Когда все сели в машину и Генриор завёл мотор, Милена не удержалась, обратилась к бледной, притихшей сестре:
– Видишь, не так-то прост этот Ден! – хотела добавить: "А я говорила, что он тот ещё фрукт!", но не стала.
– Если у него есть невеста и он её любит, я мешать им не стану, – тихо, по-взрослому серьёзно проговорила Элли. – Но я всё равно должна сделать всё, чтобы его спасти.
Глава 20. Какой ты добренький!
Пожилой граф, владелец Розетты, хмурился, нервничал, покашливал, не мог найти себе места. Тучный, мрачный, он долго бродил по пустынным гулким коридорам и переходам замка, заложив руки за спину, – и слуги, увидев его, бледного, неуместно нарядного (он так и не переоделся после бала), – торопливо кивали и старались не сталкиваться с его непривычно тяжелым и больным взглядом.

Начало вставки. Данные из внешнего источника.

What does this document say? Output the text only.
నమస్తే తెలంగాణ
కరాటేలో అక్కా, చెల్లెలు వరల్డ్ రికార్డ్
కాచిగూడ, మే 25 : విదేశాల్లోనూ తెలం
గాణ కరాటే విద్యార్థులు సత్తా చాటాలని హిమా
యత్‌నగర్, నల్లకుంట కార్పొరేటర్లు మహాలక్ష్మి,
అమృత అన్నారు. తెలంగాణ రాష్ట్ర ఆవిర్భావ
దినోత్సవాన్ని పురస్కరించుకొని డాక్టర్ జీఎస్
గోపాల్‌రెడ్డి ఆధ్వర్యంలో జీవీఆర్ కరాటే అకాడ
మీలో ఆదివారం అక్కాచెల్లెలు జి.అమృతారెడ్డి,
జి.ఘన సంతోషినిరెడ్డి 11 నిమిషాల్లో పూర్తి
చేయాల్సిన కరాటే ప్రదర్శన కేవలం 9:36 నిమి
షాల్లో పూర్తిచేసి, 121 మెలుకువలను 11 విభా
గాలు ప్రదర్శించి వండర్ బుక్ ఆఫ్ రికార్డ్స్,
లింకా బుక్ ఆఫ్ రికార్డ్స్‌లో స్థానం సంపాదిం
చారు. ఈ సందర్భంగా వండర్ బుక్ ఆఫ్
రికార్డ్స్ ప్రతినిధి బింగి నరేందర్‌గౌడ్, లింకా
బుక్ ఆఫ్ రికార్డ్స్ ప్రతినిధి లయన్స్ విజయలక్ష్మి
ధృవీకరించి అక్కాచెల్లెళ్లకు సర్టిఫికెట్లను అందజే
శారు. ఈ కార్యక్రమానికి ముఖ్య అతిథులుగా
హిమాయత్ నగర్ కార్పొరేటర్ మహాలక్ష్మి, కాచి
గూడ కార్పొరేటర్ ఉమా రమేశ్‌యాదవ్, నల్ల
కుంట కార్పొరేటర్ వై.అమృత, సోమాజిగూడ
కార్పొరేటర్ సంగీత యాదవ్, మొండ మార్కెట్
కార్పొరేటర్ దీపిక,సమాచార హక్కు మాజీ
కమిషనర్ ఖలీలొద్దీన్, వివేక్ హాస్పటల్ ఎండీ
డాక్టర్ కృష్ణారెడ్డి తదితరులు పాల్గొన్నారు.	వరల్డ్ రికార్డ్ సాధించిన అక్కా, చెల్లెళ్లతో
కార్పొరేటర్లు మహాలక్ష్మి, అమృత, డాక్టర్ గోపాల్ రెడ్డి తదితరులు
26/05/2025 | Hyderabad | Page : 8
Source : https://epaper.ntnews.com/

Наконец граф вернулся в свои покои, прилег, в чем был – в расшитом сюртуке, в белоснежной блузе с плоеным воротом на топчан, прикрылся пледом – его знобило. Рука сама потянулась к синей кнопке звонка – он по обыкновению хотел позвать Генриора, который до сегодняшнего вечера казался скалой, монументом, незыблемым символом устоявшегося мира Розетты. Но тут же одернул ладонь – вспомнил, что сын Андреас с кривой ухмылкой сообщил немыслимое: Генриор, не спросив позволения, повез девочек на ночь глядя в управу, чтобы они могли повидаться с этим… с этим!
Да что же происходит, в конце концов?!
Ведь такого не может быть! Чтобы Генриор, его верный и надежный Генриор, седой, мудрый, честный, пошел на поводу безрассудной Милены, взял маленькую, глупую, запутавшуюся в подростковом бурьяне Элли и повез ее на свидание с парнем, который только что в клочки разодрал репутацию благочинной Розетты? Как же он посмел?
А Милена? Хороша красавица! «Папа, я изменилась! Я стала серьезной! Я выхожу замуж за врача!» – и потом: «Папа, прошу, не трогай Элли, не заходи к ней и никому не позволяй зайти! Я сама поговорю с ней. Я сама всё решу!»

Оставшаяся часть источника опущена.